One-short learning approach, inspired by human intuition, works with just one training image

Designed to dramatically reduce the amount of training data needed for an image recognition system, this one-shot approach "inspired by nativism" takes a leaf from humans' ability to intuit and abstract.

Gareth Halfacree

04 Feb, 2022. 4 minutes read

By placing images on a virtual "rubber sheet," this ML approach needs little training.

Topic

A.I.

Abstracted learning

Machine learning systems are powerful, but suffer from one major drawback: The need for extensive training, expensive both computationally and in the datasets they ingest. A leading object recognition model may, for example, be trained on tens or even hundreds of thousands of images which have to be sourced and processed.

Approaches which look to dramatically reduce the size of training datasets are commonly referred to as “few-shot learning;” those, like this work from Haizi Yu, Igor Mineyev, Lav R. Varshney, and James Evans, which go still further to being able to generalize a single example of a given class are thus “one-shot.”

It’s a powerful idea, and one which draws inspiration from the human brain — specifically, its capacity for abstraction. “Our mind freely conceives more equivalent examples,” the researchers explain, “ignoring low-level variations in between. Babies can differentiate things quickly based on general appearance, i.e., how things ‘look in general’ (topologically, geometrically, structurally, etc.) recognizing that they may be translated, rotated, scaled, or deformed.”

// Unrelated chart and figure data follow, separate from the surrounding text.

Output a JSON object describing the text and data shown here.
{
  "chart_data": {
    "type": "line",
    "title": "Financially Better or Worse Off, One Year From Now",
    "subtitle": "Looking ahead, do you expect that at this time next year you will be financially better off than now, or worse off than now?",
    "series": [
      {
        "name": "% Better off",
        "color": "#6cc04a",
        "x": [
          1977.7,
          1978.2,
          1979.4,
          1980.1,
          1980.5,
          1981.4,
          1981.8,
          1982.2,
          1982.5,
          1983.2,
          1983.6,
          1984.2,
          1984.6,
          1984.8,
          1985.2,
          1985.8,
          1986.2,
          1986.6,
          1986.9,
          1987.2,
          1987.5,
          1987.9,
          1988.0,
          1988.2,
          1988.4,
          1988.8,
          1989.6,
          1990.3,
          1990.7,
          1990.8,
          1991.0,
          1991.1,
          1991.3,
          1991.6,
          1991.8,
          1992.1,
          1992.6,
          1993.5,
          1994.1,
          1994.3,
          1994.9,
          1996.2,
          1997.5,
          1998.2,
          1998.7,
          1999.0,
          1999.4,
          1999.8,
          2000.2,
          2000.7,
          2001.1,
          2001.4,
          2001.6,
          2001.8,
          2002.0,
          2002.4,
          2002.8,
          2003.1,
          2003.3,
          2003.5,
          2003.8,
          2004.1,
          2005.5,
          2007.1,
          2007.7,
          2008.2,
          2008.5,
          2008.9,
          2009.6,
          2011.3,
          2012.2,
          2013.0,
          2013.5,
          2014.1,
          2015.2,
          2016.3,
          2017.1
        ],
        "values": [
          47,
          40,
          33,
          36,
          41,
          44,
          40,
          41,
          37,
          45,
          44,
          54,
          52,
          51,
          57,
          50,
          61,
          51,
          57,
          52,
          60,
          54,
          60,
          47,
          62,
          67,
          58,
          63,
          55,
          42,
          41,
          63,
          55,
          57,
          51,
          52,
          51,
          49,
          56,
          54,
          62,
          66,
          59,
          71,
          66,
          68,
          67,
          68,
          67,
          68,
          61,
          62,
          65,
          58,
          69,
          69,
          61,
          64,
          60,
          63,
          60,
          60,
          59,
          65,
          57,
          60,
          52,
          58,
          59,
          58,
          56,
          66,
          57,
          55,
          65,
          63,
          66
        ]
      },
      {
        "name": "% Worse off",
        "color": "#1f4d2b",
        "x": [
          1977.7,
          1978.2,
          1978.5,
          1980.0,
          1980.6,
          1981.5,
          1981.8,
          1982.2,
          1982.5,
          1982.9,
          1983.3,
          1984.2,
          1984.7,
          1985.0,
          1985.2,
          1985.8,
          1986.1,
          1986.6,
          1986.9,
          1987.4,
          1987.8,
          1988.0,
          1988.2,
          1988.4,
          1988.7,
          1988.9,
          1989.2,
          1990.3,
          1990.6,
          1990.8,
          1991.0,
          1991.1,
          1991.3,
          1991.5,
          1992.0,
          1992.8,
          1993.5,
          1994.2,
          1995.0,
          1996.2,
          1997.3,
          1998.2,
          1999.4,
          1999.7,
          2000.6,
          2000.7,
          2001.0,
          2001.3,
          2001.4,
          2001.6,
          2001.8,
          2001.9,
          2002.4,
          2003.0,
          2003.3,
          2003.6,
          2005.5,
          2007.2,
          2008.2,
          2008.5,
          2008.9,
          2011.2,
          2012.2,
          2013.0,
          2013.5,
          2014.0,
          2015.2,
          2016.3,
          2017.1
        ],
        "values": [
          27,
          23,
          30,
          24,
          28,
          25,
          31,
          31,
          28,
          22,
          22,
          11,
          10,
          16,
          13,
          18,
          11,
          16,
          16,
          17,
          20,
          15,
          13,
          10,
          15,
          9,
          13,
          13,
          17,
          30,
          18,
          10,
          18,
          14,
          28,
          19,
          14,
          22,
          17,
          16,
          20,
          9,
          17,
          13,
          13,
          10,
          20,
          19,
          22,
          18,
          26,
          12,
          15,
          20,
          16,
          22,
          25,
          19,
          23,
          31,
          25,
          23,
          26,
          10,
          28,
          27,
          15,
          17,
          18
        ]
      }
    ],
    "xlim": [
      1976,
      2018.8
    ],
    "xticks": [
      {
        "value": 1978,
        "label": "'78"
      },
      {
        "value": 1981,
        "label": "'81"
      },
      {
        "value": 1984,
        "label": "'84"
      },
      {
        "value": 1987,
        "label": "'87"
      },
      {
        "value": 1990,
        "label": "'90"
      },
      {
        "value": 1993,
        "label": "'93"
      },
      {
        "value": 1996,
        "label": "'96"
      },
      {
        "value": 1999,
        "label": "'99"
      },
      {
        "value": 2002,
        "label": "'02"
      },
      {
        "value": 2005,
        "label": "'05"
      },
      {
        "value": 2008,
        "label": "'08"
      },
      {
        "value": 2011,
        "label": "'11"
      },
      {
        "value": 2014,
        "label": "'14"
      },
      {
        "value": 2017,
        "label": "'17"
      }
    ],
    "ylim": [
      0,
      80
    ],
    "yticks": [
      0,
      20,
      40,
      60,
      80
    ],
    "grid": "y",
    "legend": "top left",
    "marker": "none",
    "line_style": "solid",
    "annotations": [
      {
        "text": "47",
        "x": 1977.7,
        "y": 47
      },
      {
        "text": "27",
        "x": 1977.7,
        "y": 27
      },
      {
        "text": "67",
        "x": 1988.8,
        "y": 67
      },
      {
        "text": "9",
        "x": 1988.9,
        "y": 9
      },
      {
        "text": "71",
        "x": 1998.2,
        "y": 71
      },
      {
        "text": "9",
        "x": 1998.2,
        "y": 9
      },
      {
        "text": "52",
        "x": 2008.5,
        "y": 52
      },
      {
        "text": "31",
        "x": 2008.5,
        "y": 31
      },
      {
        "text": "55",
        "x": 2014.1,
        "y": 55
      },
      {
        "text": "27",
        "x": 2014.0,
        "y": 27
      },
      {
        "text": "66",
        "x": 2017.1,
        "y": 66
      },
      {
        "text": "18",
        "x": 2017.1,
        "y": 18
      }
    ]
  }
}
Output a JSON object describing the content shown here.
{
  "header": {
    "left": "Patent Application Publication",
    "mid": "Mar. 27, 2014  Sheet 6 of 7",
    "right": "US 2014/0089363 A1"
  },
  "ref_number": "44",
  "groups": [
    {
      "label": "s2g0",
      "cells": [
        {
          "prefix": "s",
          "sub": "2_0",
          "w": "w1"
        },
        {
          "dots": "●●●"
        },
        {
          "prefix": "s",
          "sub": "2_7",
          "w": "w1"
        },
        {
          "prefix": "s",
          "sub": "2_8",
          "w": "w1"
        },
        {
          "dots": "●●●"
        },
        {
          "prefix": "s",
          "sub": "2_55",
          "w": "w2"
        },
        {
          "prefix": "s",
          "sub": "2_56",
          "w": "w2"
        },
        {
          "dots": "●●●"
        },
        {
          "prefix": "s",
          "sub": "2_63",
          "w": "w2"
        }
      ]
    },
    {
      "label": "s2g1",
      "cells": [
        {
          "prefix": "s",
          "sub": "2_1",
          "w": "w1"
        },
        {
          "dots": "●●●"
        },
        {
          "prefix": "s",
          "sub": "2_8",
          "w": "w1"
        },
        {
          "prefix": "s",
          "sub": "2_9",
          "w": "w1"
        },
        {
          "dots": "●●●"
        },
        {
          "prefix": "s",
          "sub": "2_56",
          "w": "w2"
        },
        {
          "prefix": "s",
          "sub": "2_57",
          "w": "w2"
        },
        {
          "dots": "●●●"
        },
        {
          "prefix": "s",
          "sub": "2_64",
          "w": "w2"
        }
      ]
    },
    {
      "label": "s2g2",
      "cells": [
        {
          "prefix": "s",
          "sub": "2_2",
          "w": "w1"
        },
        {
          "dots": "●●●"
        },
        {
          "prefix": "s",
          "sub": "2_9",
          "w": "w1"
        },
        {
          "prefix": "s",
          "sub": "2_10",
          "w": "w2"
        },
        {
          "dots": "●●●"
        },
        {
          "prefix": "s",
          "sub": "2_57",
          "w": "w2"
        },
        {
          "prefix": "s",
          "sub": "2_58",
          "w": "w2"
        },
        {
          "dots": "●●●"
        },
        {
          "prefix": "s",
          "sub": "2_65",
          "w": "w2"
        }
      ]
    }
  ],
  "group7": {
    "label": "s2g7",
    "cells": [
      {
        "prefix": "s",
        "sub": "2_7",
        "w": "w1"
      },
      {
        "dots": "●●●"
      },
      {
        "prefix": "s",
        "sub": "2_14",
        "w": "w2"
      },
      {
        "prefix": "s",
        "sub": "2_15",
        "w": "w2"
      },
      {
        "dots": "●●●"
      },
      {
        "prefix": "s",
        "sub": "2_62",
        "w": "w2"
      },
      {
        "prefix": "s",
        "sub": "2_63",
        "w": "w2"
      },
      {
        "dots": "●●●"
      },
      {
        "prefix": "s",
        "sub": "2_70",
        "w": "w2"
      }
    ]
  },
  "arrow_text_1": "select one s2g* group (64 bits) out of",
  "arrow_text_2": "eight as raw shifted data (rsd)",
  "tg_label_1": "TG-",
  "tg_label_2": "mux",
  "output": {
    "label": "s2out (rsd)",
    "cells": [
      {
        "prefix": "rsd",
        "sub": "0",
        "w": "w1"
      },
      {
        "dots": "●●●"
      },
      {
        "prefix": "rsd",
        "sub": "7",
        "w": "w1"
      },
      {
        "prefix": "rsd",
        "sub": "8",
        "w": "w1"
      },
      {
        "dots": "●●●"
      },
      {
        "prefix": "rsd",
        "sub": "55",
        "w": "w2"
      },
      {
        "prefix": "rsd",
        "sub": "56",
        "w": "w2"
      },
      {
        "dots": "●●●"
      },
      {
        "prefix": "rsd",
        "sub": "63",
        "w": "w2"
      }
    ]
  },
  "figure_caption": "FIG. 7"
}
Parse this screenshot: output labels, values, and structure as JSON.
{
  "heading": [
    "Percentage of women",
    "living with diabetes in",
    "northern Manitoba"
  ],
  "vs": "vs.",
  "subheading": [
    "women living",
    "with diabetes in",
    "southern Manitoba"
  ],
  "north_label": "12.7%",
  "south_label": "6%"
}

A visualisation of a hand-drawn figure "1" applied to a rubbe sheet and distorted to appear like the number "7"; the same can be seen happening with the number "6". Applying images to a "rubber sheet" provides a means of quantifying their similarity, through distortion.

Giving a machine the ability to do the same, though, is a challenge. The team’s approach: Applying an image to be recognized to a deformable canvas, effectively a virtual rubber sheet, which can be transformed in a variety of ways. The less the virtual rubber sheet needs to be deformed to make a match, the closer the two images must be — giving the system an equivalent to human intuition.

Combined with two processing steps to lift gradient descent — an optimization algorithm designed to find the local minimum of a differentiable function — to multiple levels of abstraction, using multi-scale canvas lattices and color blurring on the source image, the result is something which is designed to excel at “mimicking human abstraction ability.”

Promising performance

The approach would appear to pay dividends. Used for few- and one-shot learning on the MNIST, EMNIST-letters, and Omniglot benchmarks — the latter requiring recognition of a range of alphabets, including the fictional script used in the sci-fi cartoon series Futurama — the intuitive model “outperforms both neural-network based and classical ML [Machine Learning] in the ‘tiny data’ or single-datum regime,” the researchers report.

Notably, the researchers say this is achieved without pre-training with additional background data — giving their approach the advantage of simplicity over the few-shot rivals against which it was tested. For the MNIST benchmark, the one-shot approach — using only a single training image per class — offered an impressive 80 per cent accuracy, rising to 90 per cent with just four images per class.

A graph showing the number of training images required to reach 90 per cent accuracy in the MNIST digit recognition benchmark; the paper's approach is an order of magnitude better than its rivals. Performance of the approach on the relatively simple MNIST benchmark impresses.

The team’s approach has other advantages. Transformation of the image on its virtual rubber sheet can be visualized as an animation, a great asset when it comes to helping humans figure out how the system draws its conclusions. It also offers potential for unsupervised learning, while the team proposes that the approach — tested only on character-like imagery — could be extended to support recognition of real-world images by simplifying photo-realistic imagery into “emojis.”

There are caveats, however. The team admits that the dominance exhibited in the paper “diminishes when training size increases,” showing that what may be a great approach for one- and few-shot learning on relatively simple tasks may not be able to compete as the complexity rises.

In a review of the paper following its submission to the Tenth International Conference on Learning Representations (ICLR 2022), one reviewer noted that the approach detailed in the paper “is [only] suitable for images with simple topological structure, such as the character images” while others warned of “fundamental aspects of the approach that might prevent it from scaling.”

Images of giraffes, marked as "photorealistic," being processed through a white box marked "'emoji' creation" to turn tem into "'emojis' of real-world images" suitable for recognition. The team proposes, but has not proven, a means for the approach to be extended to photo-realistic imagery.

Despite the paper’s rejection from the conference, the team behind it appears upbeat about its potential. “This paper is a first step towards a general theory of a comprehensive, human-like framework for human-level performance in diverse applications,” the researchers optimistically conclude.

A copy of the latest revision of the paper is available on Cornell’s arXiv.org preprint server.